UPDATE 4. Three hosts is [said with a rich lady gangsta lilt] attrition by addition [dance move]. 

UPDATE 5. That's just a matter of timing. Look, by herself Schumer is a stitch, especially making fun of Leonardo DiCaprio and young girls. The Steve Martin gag still works! 

UPDATE 6. After Ariana DeBose's speech I feel like a little theater kid sitting on the floor in front of the TV sniffling. Brava! 

UPDATE 7. I'm doing great but am mainly commenting on Twitter -- to the extent possible, because I want to relax and enjoy these. But you know me -- I'm a kibbitzer. 

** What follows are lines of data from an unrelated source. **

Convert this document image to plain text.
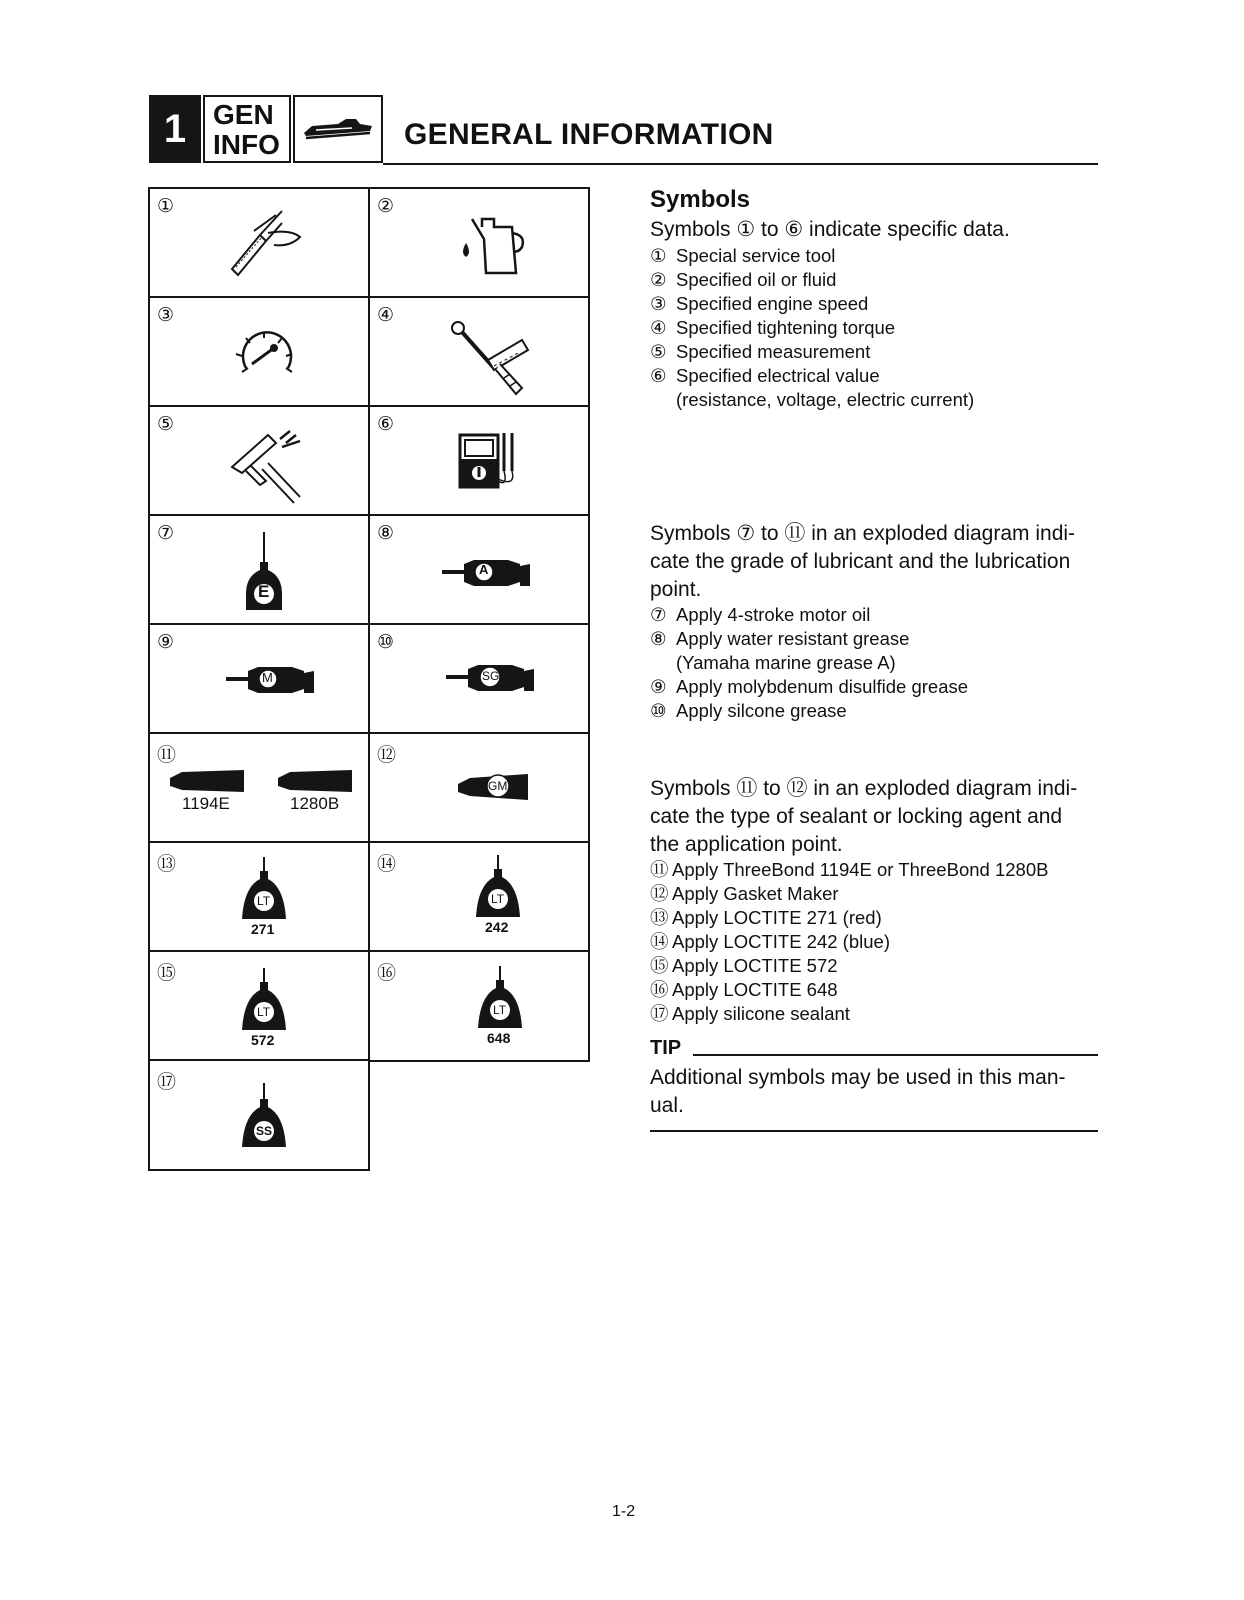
1 GEN
INFO	GENERAL INFORMATION
①	②
③	④
⑤	⑥
⑦
E
⑧
A
⑨
M
⑩
SG
⑪
1194E	1280B
⑫
GM
⑬
LT
271
⑭
LT
242
⑮
LT
572
⑯
LT
648
⑰
SS
Symbols
Symbols ① to ⑥ indicate specific data.
① Special service tool
② Specified oil or fluid
③ Specified engine speed
④ Specified tightening torque
⑤ Specified measurement
⑥ Specified electrical value
(resistance, voltage, electric current)
Symbols ⑦ to ⑪ in an exploded diagram indi-
cate the grade of lubricant and the lubrication
point.
⑦ Apply 4-stroke motor oil
⑧ Apply water resistant grease
(Yamaha marine grease A)
⑨ Apply molybdenum disulfide grease
⑩ Apply silcone grease
Symbols ⑪ to ⑫ in an exploded diagram indi-
cate the type of sealant or locking agent and
the application point.
⑪ Apply ThreeBond 1194E or ThreeBond 1280B
⑫ Apply Gasket Maker
⑬ Apply LOCTITE 271 (red)
⑭ Apply LOCTITE 242 (blue)
⑮ Apply LOCTITE 572
⑯ Apply LOCTITE 648
⑰ Apply silicone sealant
TIP
Additional symbols may be used in this man-
ual.
1-2
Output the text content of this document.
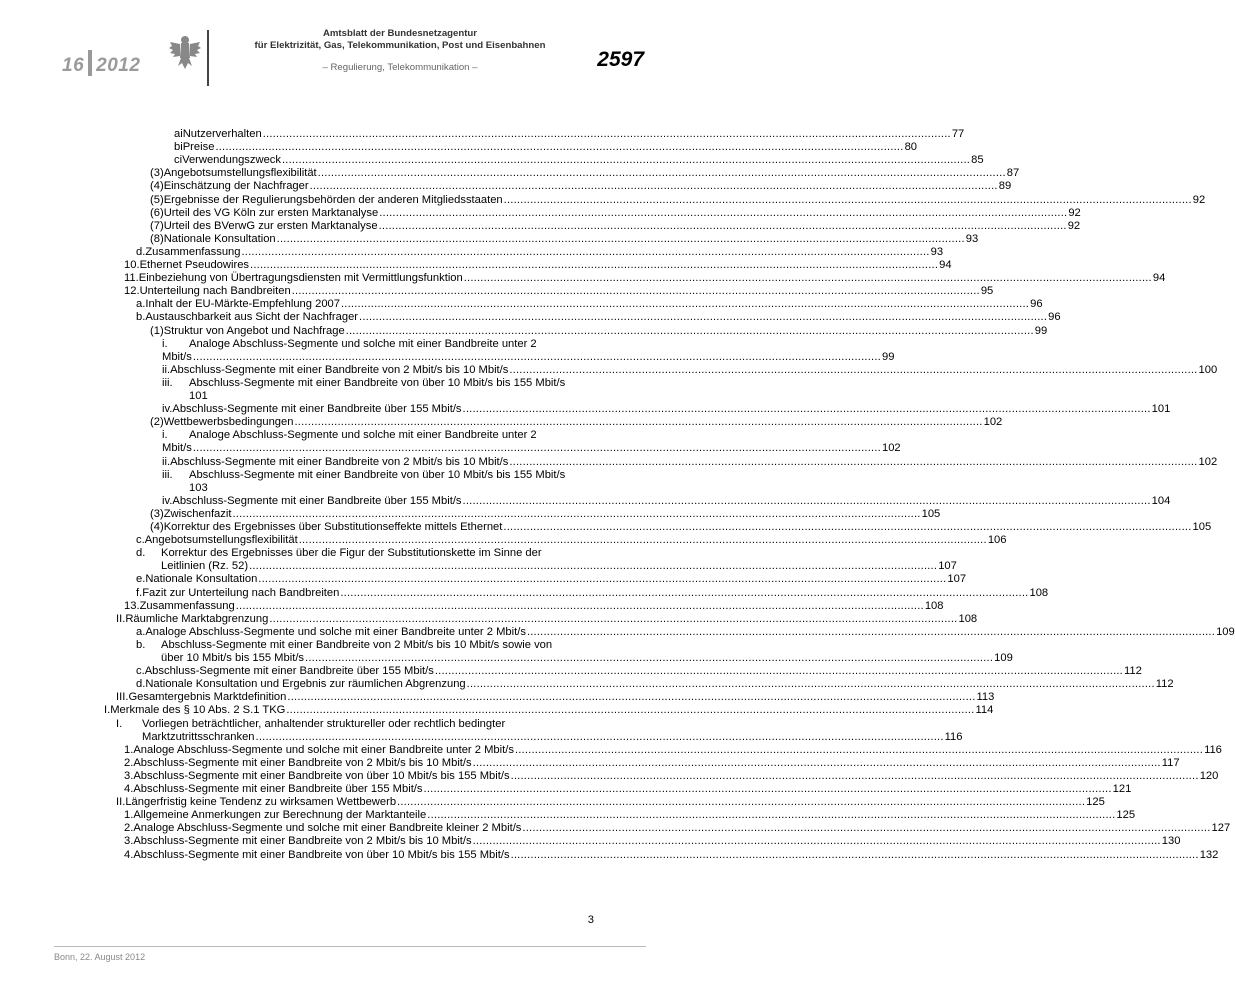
16 2012
Amtsblatt der Bundesnetzagentur
für Elektrizität, Gas, Telekommunikation, Post und Eisenbahnen
– Regulierung, Telekommunikation –	2597
ai Nutzerverhalten .....	77
bi Preise .....	80
ci Verwendungszweck .....	85
(3) Angebotsumstellungsflexibilität .....	87
(4) Einschätzung der Nachfrager .....	89
(5) Ergebnisse der Regulierungsbehörden der anderen Mitgliedsstaaten .....	92
(6) Urteil des VG Köln zur ersten Marktanalyse .....	92
(7) Urteil des BVerwG zur ersten Marktanalyse .....	92
(8) Nationale Konsultation .....	93
d. Zusammenfassung .....	93
10. Ethernet Pseudowires .....	94
11. Einbeziehung von Übertragungsdiensten mit Vermittlungsfunktion .....	94
12. Unterteilung nach Bandbreiten .....	95
a. Inhalt der EU-Märkte-Empfehlung 2007 .....	96
b. Austauschbarkeit aus Sicht der Nachfrager .....	96
(1) Struktur von Angebot und Nachfrage .....	99
i.	Analoge Abschluss-Segmente und solche mit einer Bandbreite unter 2
Mbit/s .....	99
ii. Abschluss-Segmente mit einer Bandbreite von 2 Mbit/s bis 10 Mbit/s .....	100
iii.	Abschluss-Segmente mit einer Bandbreite von über 10 Mbit/s bis 155 Mbit/s
101
iv. Abschluss-Segmente mit einer Bandbreite über 155 Mbit/s .....	101
(2) Wettbewerbsbedingungen .....	102
i.	Analoge Abschluss-Segmente und solche mit einer Bandbreite unter 2
Mbit/s .....	102
ii. Abschluss-Segmente mit einer Bandbreite von 2 Mbit/s bis 10 Mbit/s .....	102
iii.	Abschluss-Segmente mit einer Bandbreite von über 10 Mbit/s bis 155 Mbit/s
103
iv. Abschluss-Segmente mit einer Bandbreite über 155 Mbit/s .....	104
(3) Zwischenfazit .....	105
(4) Korrektur des Ergebnisses über Substitutionseffekte mittels Ethernet .....	105
c. Angebotsumstellungsflexibilität .....	106
d.	Korrektur des Ergebnisses über die Figur der Substitutionskette im Sinne der
Leitlinien (Rz. 52) .....	107
e. Nationale Konsultation .....	107
f. Fazit zur Unterteilung nach Bandbreiten .....	108
13. Zusammenfassung .....	108
II. Räumliche Marktabgrenzung .....	108
a. Analoge Abschluss-Segmente und solche mit einer Bandbreite unter 2 Mbit/s .....	109
b.	Abschluss-Segmente mit einer Bandbreite von 2 Mbit/s bis 10 Mbit/s sowie von
über 10 Mbit/s bis 155 Mbit/s .....	109
c. Abschluss-Segmente mit einer Bandbreite über 155 Mbit/s .....	112
d. Nationale Konsultation und Ergebnis zur räumlichen Abgrenzung .....	112
III. Gesamtergebnis Marktdefinition .....	113
I. Merkmale des § 10 Abs. 2 S.1 TKG .....	114
I.	Vorliegen beträchtlicher, anhaltender struktureller oder rechtlich bedingter
Marktzutrittsschranken .....	116
1. Analoge Abschluss-Segmente und solche mit einer Bandbreite unter 2 Mbit/s .....	116
2. Abschluss-Segmente mit einer Bandbreite von 2 Mbit/s bis 10 Mbit/s .....	117
3. Abschluss-Segmente mit einer Bandbreite von über 10 Mbit/s bis 155 Mbit/s .....	120
4. Abschluss-Segmente mit einer Bandbreite über 155 Mbit/s .....	121
II. Längerfristig keine Tendenz zu wirksamen Wettbewerb .....	125
1. Allgemeine Anmerkungen zur Berechnung der Marktanteile .....	125
2. Analoge Abschluss-Segmente und solche mit einer Bandbreite kleiner 2 Mbit/s .....	127
3. Abschluss-Segmente mit einer Bandbreite von 2 Mbit/s bis 10 Mbit/s .....	130
4. Abschluss-Segmente mit einer Bandbreite von über 10 Mbit/s bis 155 Mbit/s .....	132
3
Bonn, 22. August 2012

UPDATE 8. Someone should have told Will Smith that Frank Sinatra never smacked people around when the cameras were rolling.  

UPDATE 9. Well. I still think CODA is a drag, but one of the venerable Oscar traditions is bitching about how Oscar doesn't know what it's talking about, and my 73% score is not so bad. So, really, we're all winners! From Hollywood for Ugly People, Good Night! 

Friday, March 25, 2022

FRIDAY 'ROUND-THE-HORN.

Mike Watt on bass so you already know, right?

•   I’ve done it, I cry with a hearty mad-scientist laugh -- I’ve seen all the 2022 Best Picture Oscar nominees! This makes me feel swell and, along with the other category nominees I’ve seen, it makes me feel qualified to make predictions, as I do every year, usually without great success (though sometimes with!). If you return here Sunday afternoon I will have those predictions for you, for entertainment purposes only. 

Meantime I have unlocked all the reviews of the 10 nominated films I did at Roy Edroso Breaks It Down -- here are links: Don’t Look Up, Drive My Car, Licorice Pizza, West Side Story, Nightmare Alley, CODA, King Richard, Belfast, The Power of the Dog, and Dune

•   This is a good week for REBID releases -- the SCOTUS hearings one and the convoy update are also open. Don’t expect much of this for a while, though -- I need more paid subscriptions and here I am giving it away like a good-hearted farm girl in the big city. 

If things don’t pick up I may have to become a cancelculture crybaby -- that’s how you make the really big money on Substack! Speaking of which, I notice that racket has gone international big-time:

This really sums up something about our current shit discourse -- not only that cancelculture is such bullshit that anyone, no matter how obviously evil, depraved, and criminal, can pick it up and go boo hoo hoo look how unfair my enemies are! In fact, Putin has the two key characteristics of a cancelculture crybaby: He’s an aggressor against a weaker enemy whom he seeks to portray as the Real Bully, and Rod Dreher loves him

•   I will add that, like everyone else in America, I know no one will do anything about Clarence Thomas’ wife being a total QAnon lunatic who colluded with insurrectionists to overturn the 2020 election and Thomas refusing to recuse himself in a case that would reveal that. And that’s why these bastards keep doing it, and won’t stop until they’ve fucked this country up beyond redemption. 

Thursday, March 24, 2022

COURT AND STARK.

I have released today’s Roy Edroso Breaks It Down, which manages to convey all the thrills and much of the bullshit of the Ketanji Jackson Brown hearings in just a few minutes. 

As I mentioned earlier on Twitter, Republicans have brought culture war gibberish to SCOTUS confirmation hearings before, but the level of it in these hearings is off the charts, and I know why: Because if conservatives revealed in these hearings what they really want out of the Court, normal Americans would recoil in horror. (In fact, outside the chambers, Republican Senator Mike Braun denounced Loving v Virginia and Republican Senator Marsha Blackburn denounced Griswold v Connecticut; it was as if they compelled to expose themselves -- or to test the waters.)

Thus they wave children’s books and quiz the judge on female anatomy to distract from their malicious judicial agenda. Their rubes, instead of complaining that their Senators didn’t stop this black lady from furthering darkening the Court, will feel satisfied that they made a big stink against Wokemob Cancelculture, and (they hope) ordinary people will only notice that the usual dull yammering noise about the usual stupid topics is going on, and ignore their more sinister purpose.